Amazingly, this will not always give you an accurate result in Hive, so that makes this basic statement completely useless. The reason is that count(*) gets the answer from the metadata, the table statistics. The statistics may not have been updated and the result can be completely wrong. Why anyone would think that a wrong answer quickly is better than the right answer however long it takes, is completely beyond my understanding.

If you use count(<column_name>) , this will give you a count of the non-null values in <column_name>. This may be more helpful but is not the same as count(*).
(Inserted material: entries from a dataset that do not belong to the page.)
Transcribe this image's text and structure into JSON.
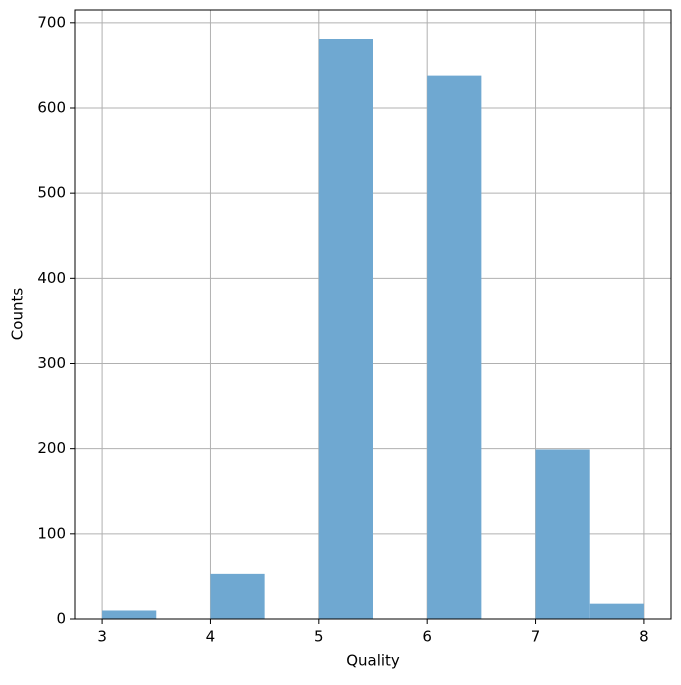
{
  "chart_data": {
    "type": "histogram",
    "xlabel": "Quality",
    "ylabel": "Counts",
    "bins": [
      3,
      3.5,
      4,
      4.5,
      5,
      5.5,
      6,
      6.5,
      7,
      7.5,
      8
    ],
    "values": [
      10,
      0,
      53,
      0,
      681,
      0,
      638,
      0,
      199,
      18
    ],
    "color": "#6fa8d1",
    "xlim": [
      2.75,
      8.25
    ],
    "xticks": [
      3,
      4,
      5,
      6,
      7,
      8
    ],
    "ylim": [
      0,
      715.05
    ],
    "yticks": [
      0,
      100,
      200,
      300,
      400,
      500,
      600,
      700
    ],
    "grid": true
  }
}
A universal (but ugly) workaround is to write:

      select count(*) as count_all, count(<column_name>) as dummy from <table>;

"count(<column_name>)" forces a table scan and "count(*)" then gives the right answer. Here's a real example:

      select count(*) as wrong_count from real_live_table;

      | real_live_table.wrong_count | 
      | 352716444                   |

      select count(*) as count_all, count(real_column) as count_dummy from real_live_table;

      | real_live_table.count_all | real_live_table.count_dummy | 
      | 35616181885               | 32577764395                 |

These are real results from a live system. Note the number of digits here. The correct result is 35 billion; the wrong result is 352 million. It is wrong by a factor of 100!

I have changed the table and column names because the company using this system may be embarrassed by their disastrous choice of software. The numbers are absolutely real.

When it's wrong it can be really wrong; two orders of magnitude in this case.

Update: Using Hortonworks Data Platform (HDP), Release 2.5, Hive

I no longer have access to the system that produced the results above, but I ran across a similar problem with the latest release on my own system. I was testing some aspects of character encoding and translation and I made a small table with 593 rows. So I checked that I had loaded it correctly, like this:

      select count(*) from unicode_latin_as_text;

      |  c0  |
      | 589  |

I have cut out the many lines of trace information, but what is left is genuine and unedited. It wasn't what I was expecting, so I tried the workaround shown above.

      select count(*) as count_all, count(code_point) as count_dummy from unicode_latin_as_text;

      | count_all  | count_dummy  |
      | 593        | 593          |

That's the same table with the queries run one after the other, and several times just to be sure.

Whether we're looking at 35 billion rows or 593 rows, a database that cannot give an accurate count of the rows in a table, is just not worth using. I do not intend to use Hive ever again.